From memory the issue raised at the time of the financial crash was that during a sustained period of growth preceding it nothing was saved/surpluses built up so when the shit hit the fan there was nothing to fall back on. Even if there had been it would’ve been a drop in the ocean with what happened
 

PVA

Well-Known Member
The depressing thing about all this is that people will die because of this cost of living crisis but in 2 years time Rishi will announce some tax cuts and tell everyone that the Tories are the responsible party, the party that cuts taxes – don’t vote Labour they will only put taxes up! – and the people will lap it up.
 

CCFCSteve

Well-Known Member
The depressing thing about all this is that people will die because of this cost of living crisis but in 2 years time Rishi will announce some tax cuts and tell everyone that the Tories are the responsible party, the party that cuts taxes – don’t vote Labour they will only put taxes up! – and the people will lap it up.

I’m not convinced. Whatever the government does there is going to be a continued cost of living squeeze over next couple of years. That coupled with Tory governments for 13-14 years and Labour just need to be credible at the next election and they should have a good chance of winning. The problem will be they will need to rely on SNP to govern and whatever that might entail
 

NorthernWisdom

Well-Known Member
I’m not convinced. Whatever the government does there is going to be a continued cost of living squeeze over next couple of years. That coupled with Tory governments for 13-14 years and Labour just need to be credible at the next election and they should have a good chance of winning. The problem will be they will need to rely on SNP to govern and whatever that might entail
The surest way to make the SNP an irrelevance is vote in a Labour government.
 

NorthernWisdom

Well-Known Member
Just being realistic. Massive swing needed to get a majority and unless they start taking Scottish seats back it will be a struggle, even with a LibDem deal
The time after they'd end up down and down however. The only reason they're so strong atm is because Scottish politics are so misaligned with English politics. Give an English governing party more in-tune, and the case for Scottish nationalism diminishes.
 

Grendel

Well-Known Member
The time after they'd end up down and down however. The only reason they're so strong atm is because Scottish politics are so misaligned with English politics. Give an English governing party more in-tune, and the case for Scottish nationalism diminishes.
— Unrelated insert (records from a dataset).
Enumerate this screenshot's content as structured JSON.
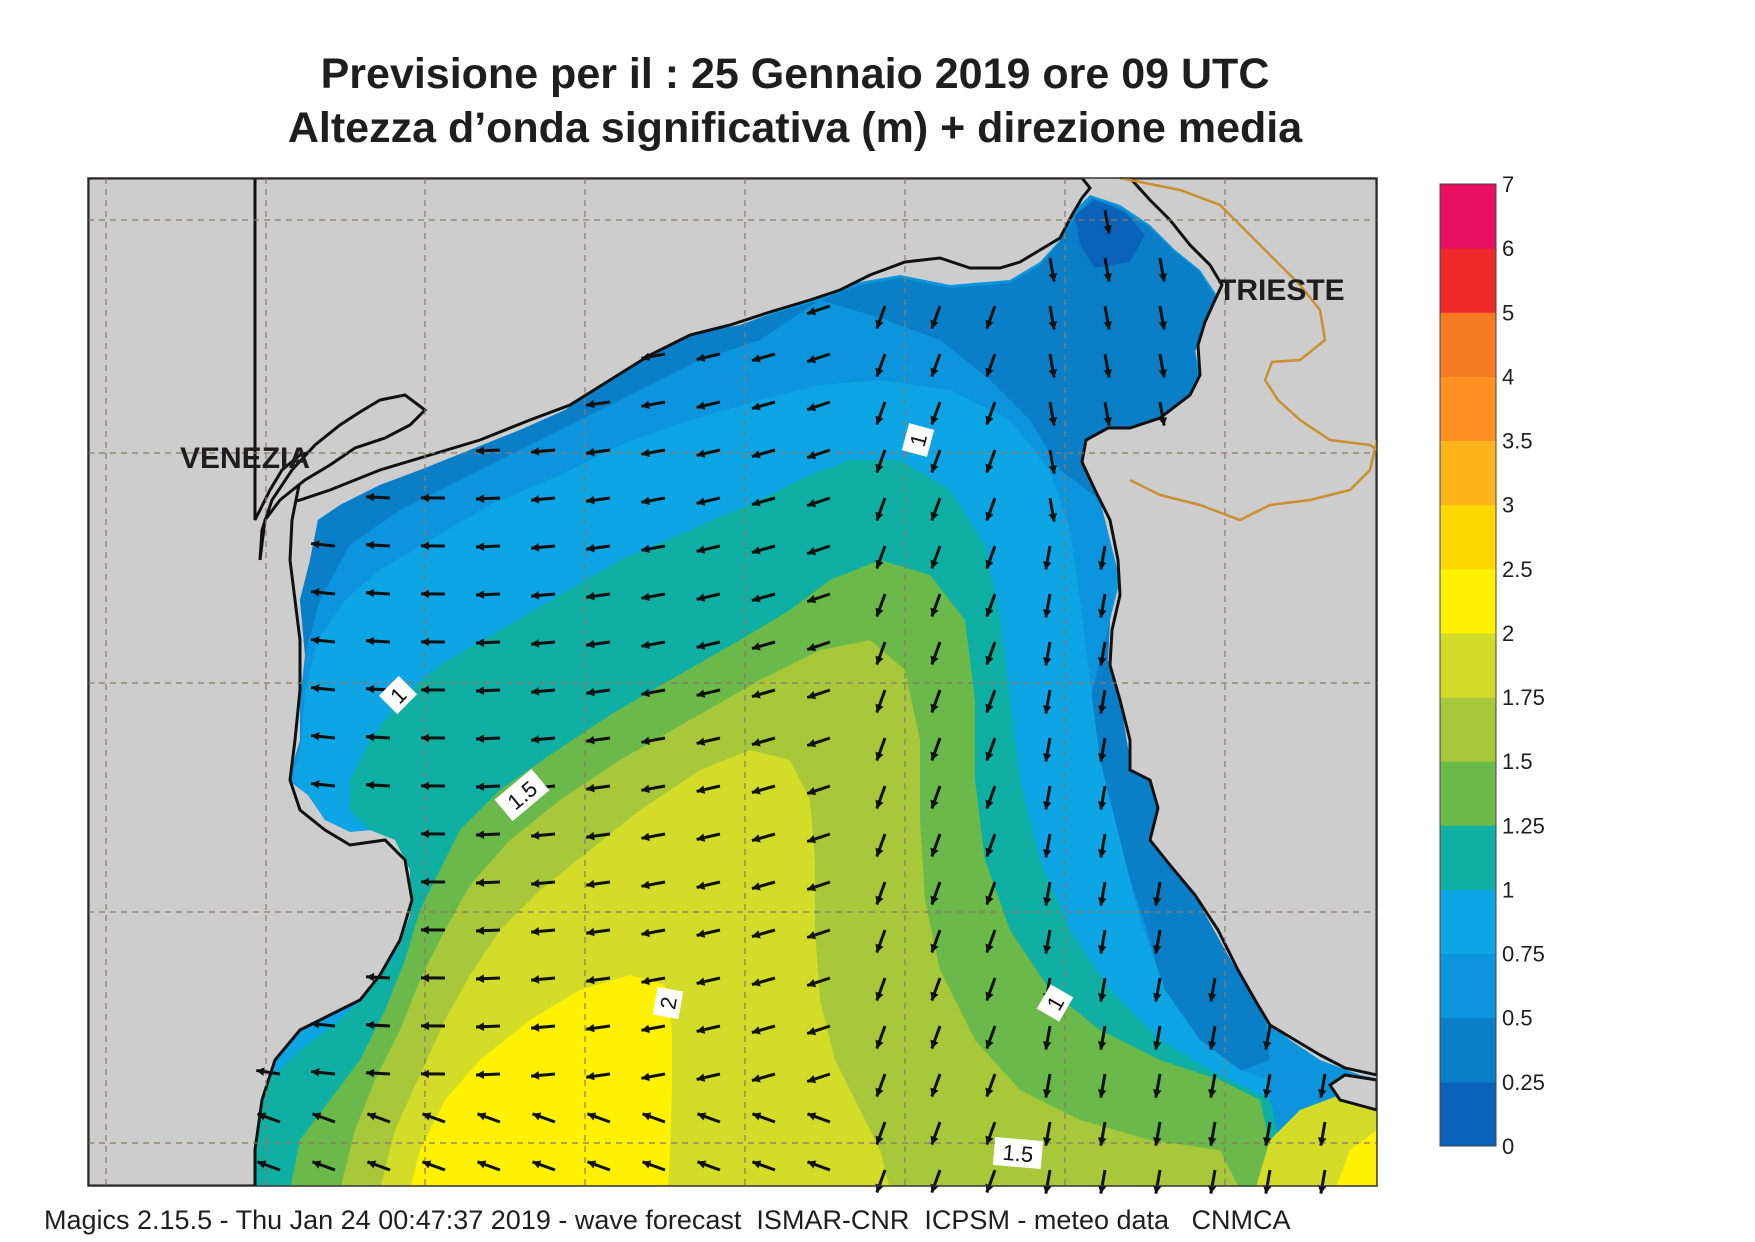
{
  "title_line1": "Previsione per il  :  25  Gennaio  2019   ore 09 UTC",
  "title_line2": "Altezza d’onda significativa (m) + direzione media",
  "footer": "Magics 2.15.5 - Thu Jan 24 00:47:37 2019 - wave forecast  ISMAR-CNR  ICPSM - meteo data   CNMCA",
  "cities": {
    "venezia": "VENEZIA",
    "trieste": "TRIESTE"
  },
  "contour_labels": {
    "a": "1",
    "b": "1",
    "c": "1.5",
    "d": "2",
    "e": "1",
    "f": "1.5"
  },
  "colorbar": {
    "labels": [
      "0",
      "0.25",
      "0.5",
      "0.75",
      "1",
      "1.25",
      "1.5",
      "1.75",
      "2",
      "2.5",
      "3",
      "3.5",
      "4",
      "5",
      "6",
      "7"
    ],
    "colors": [
      "#0a63b8",
      "#0a7fc8",
      "#0c95dc",
      "#0ea5e5",
      "#0fb0a3",
      "#6ab94a",
      "#a6c83a",
      "#d3dc28",
      "#fff200",
      "#ffd800",
      "#ffb41c",
      "#ff9222",
      "#f57a22",
      "#ee2a2a",
      "#e80f5e"
    ]
  },
  "colors": {
    "land": "#cdcdcd",
    "coast": "#111111",
    "border": "#c8902e",
    "grid": "#8a7a66"
  }
}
They grew in popularity because of milliband and his catastrophic election campaign didn’t they?
 

Grendel

Well-Known Member
The depressing thing about all this is that people will die because of this cost of living crisis but in 2 years time Rishi will announce some tax cuts and tell everyone that the Tories are the responsible party, the party that cuts taxes – don’t vote Labour they will only put taxes up! – and the people will lap it up.

you actually think the British public are as thick as fuck and you are intellectually vastly superior don’t you?
 

Philosorapter

Well-Known Member
Personally I am all for putting anyone coming to Scotland from England in quarantine for 6 months.

Just in case. :D
 

Philosorapter

Well-Known Member
With the state of politics at Westminster no wonder there is trend of thought in Scotland that they could probably do thing better on their own.

We love you guys though :)
 

Grendel

Well-Known Member
I didn't say that. If that's what you think though then fair enough.

so working class people who vote Tory aren’t stupid?